Let's take a look at these two code snippets :
#include <stdio.h>
int main(void){
char sentence[20] = {'\0'};
scanf("%s", sentence);
printf("\n%s\n", sentence);
return 0;
}
Input : Hello, my name is Claudio.
Output : Hello
#include <stdio.h>
int main(void){
char sentence[20] = {'\0'};
scanf("%[^\n]", sentence);
printf("\n%s\n", sentence);
return 0;
}
Input : Hello, my name is Claudio.
Output : Hello, my name is Claudio.
%[^\n] is an inverted group scan and this is how I personally use it, as it allows me to input a sentece with blank spaces in it.
Common
Both expect buf to be a pointer to a character array. Both append a null character to that array if at least 1 character was saved. Both return 1 if something was saved. Both return EOF if end-of-file detected before saving anything. Both return EOF in input error is detected.
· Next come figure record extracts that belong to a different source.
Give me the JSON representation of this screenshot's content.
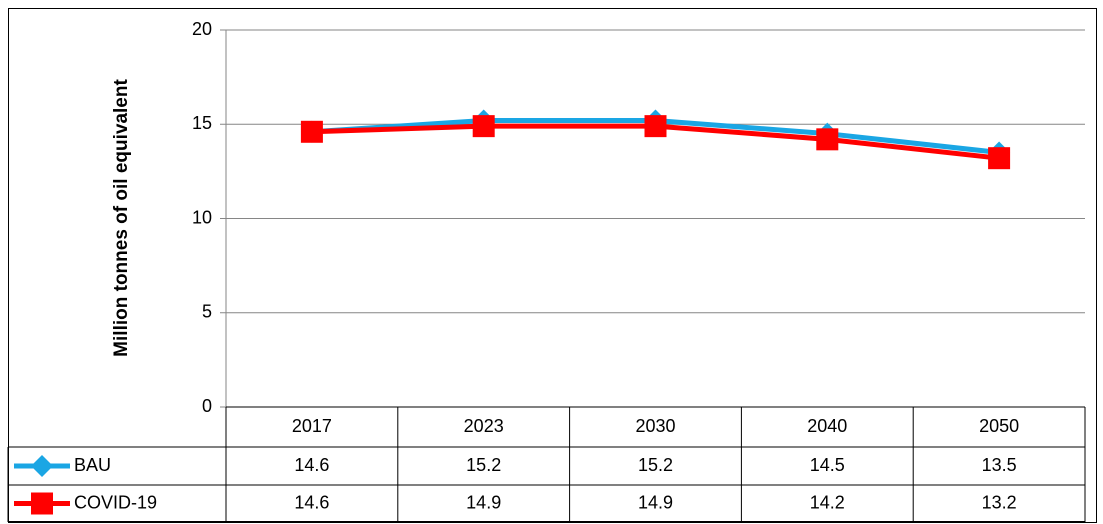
{
  "chart_data": {
    "type": "line",
    "y_label": "Million tonnes of oil equivalent",
    "categories": [
      "2017",
      "2023",
      "2030",
      "2040",
      "2050"
    ],
    "series": [
      {
        "name": "BAU",
        "color": "#1aa6e4",
        "marker": "diamond",
        "values": [
          14.6,
          15.2,
          15.2,
          14.5,
          13.5
        ]
      },
      {
        "name": "COVID-19",
        "color": "#ff0000",
        "marker": "square",
        "values": [
          14.6,
          14.9,
          14.9,
          14.2,
          13.2
        ]
      }
    ],
    "ylim": [
      0,
      20
    ],
    "yticks": [
      0,
      5,
      10,
      15,
      20
    ],
    "grid": true,
    "data_table": true
  }
}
Both may save buf with embedded '\0' characters in it.
scanf("%s",buf);
scanf("%[^\n]", buf);
Differences
"%s" 1) consumes and discards leading white-space including '\n', space, tab, etc. 2) then saves non-white-space to buf until 3) a white-space is detected (which is then put back into stdin). buf will not contain any white-space.
"%[^\n]" 1) does not consume and discards leading white-space. 2) it saves non-'\n' characters to buf until 3) a '\n' is detected (which is then put back into stdin). If the first character read is a '\n', then nothing is saved in buf and 0 is returned. The '\n' remains in stdin and explains OP's infinite loop.
Failure to test the return value of scanf() is a common code oversight. Better code checks the return value of scanf().
IMO: code should never use either:
Both fail to limit the number of characters read. Use fgets().
You can think of %s as %[^\n \t\f\r\v], that is, after skipping any leading whitespace, a group a non-whitespace characters.